Sur une île battue par les vents au nord de l’Écosse, une étudiante fait une découverte qui ravive les échos d’un passé viking oublié. Une tête en pierre vieille de 900 ans ressurgit des terres, avec un regard figé, presque vivant. Que faisait-elle là ? Qui représentait-elle ? Et pourquoi ce nez brisé ?
Une sculpture millénaire découverte par hasard dans les terres viking de Rousay
L’été 2025, sur l’île de Rousay, dans l’archipel des Orcades. Le site de la ferme de Skaill bruisse des discussions d’archéologues, les mains dans la terre, à la recherche de vestiges.
C’est là que Katie Joss, étudiante en archéologie, retourne une pierre rougeâtre. Elle pense d’abord à un fragment anodin. Cependant, en y regardant de plus près, elle se fige : un visage sculpté la regarde.
Cette tête en grès rouge, probablement taillée au XIIᵉ siècle, présente des traits étonnamment expressifs, des sourcils asymétriques, un regard plissé, presque amusé. Le nez, lui, a été brisé net. Ce détail troublant pourrait signaler un acte de vandalisme symbolique. Ou peut-être s’agit-il de la destruction volontaire d’une figure religieuse, hypothèse que les archéologues n’écartent pas.
Le grès, provenant sans doute de l’île voisine d’Eday, réputée pour son grès rouge chaud, était fréquemment utilisé dans les constructions médiévales. Ainsi, cette ressource locale témoigne d’un artisanat enraciné dans le paysage insulaire.

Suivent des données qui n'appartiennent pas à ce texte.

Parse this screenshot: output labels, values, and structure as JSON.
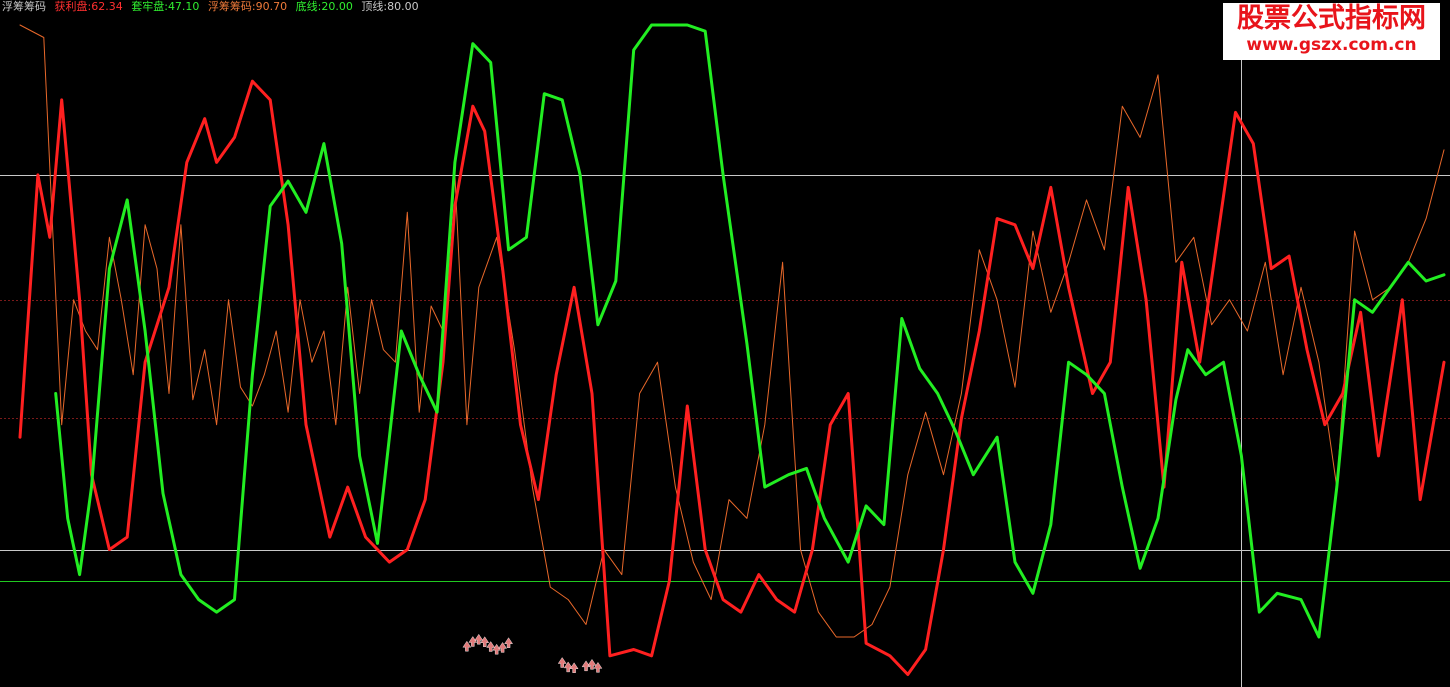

En ce sens, elle participe à dessiner les contours d’un passé longtemps resté muet.
La cathédrale Saint-Magnus et les influences croisées du monde nordique médiéval
La cathédrale Saint-Magnus, joyau d’architecture romane du nord de l’Écosse – © Rob Farrow / Wikimedia Commons
Les Orcades, ancien bastion viking, regorgent de mystères archéologiques. L’île de Rousay, surnommée « l’Égypte du Nord », compte plus de 150 sites anciens. La tête de Skaill pourrait bien avoir appartenu à un bâtiment religieux disparu, ou être liée à une figure importante comme Sigurd de Westness, chef viking du XIIᵉ siècle.
À ce titre, elle constitue une pièce maîtresse pour comprendre les influences croisées qui ont modelé l’identité de l’archipel. La similitude frappante avec une autre sculpture ornant la cathédrale Saint-Magnus de Kirkwall intrigue particulièrement les experts.
Même mèche de cheveux, même style artistique, même type de pierre. Dès lors, l’hypothèse d’un atelier commun ou d’une tradition régionale de sculpture gagne en crédibilité. De plus, elle ouvre également la voie à de nouvelles recherches sur les liens entre les centres de pouvoir religieux de l’époque.
Mais une énigme subsiste : comment une œuvre datant du XIᵉ ou XIIᵉ siècle a-t-elle fini enfouie dans un remblai du XVe siècle ? A-t-elle été réutilisée comme matériau ? Cachée intentionnellement ? Ou simplement oubliée, jusqu’à ce que le hasard la rende à nouveau visible ?
Ces questions, bien que déroutantes, donnent toute sa richesse à l’enquête archéologique.
Une énigme silencieuse au regard figé qui relie deux mondes
Une tête en grès rouge récemment exhumée lors de fouilles archéologiques au Royaume-Uni – © UHI Archaeology Institute
« En la retournant, nous avons vu un visage nous regarder », confie Katie Joss, encore émue par sa trouvaille. Et ce visage n’a pas fini de poser des questions. Pour les archéologues, cette découverte dépasse le simple cadre d’un artefact.
Elle devient un véritable trait d’union entre deux époques, entre l’art sacré et les mémoires profanes, entre la culture nordique et l’héritage britannique.
Un simple fragment de pierre. Pourtant, un fragment qui raconte une histoire plus vaste, plus dense, plus humaine. En un regard figé, il nous invite à réinterroger ce que nous croyons savoir de notre passé commun.
Et, peut-être, à découvrir que les civilisations ne meurent jamais tout à fait : elles nous observent encore, silencieuses, depuis les strates de l’histoire.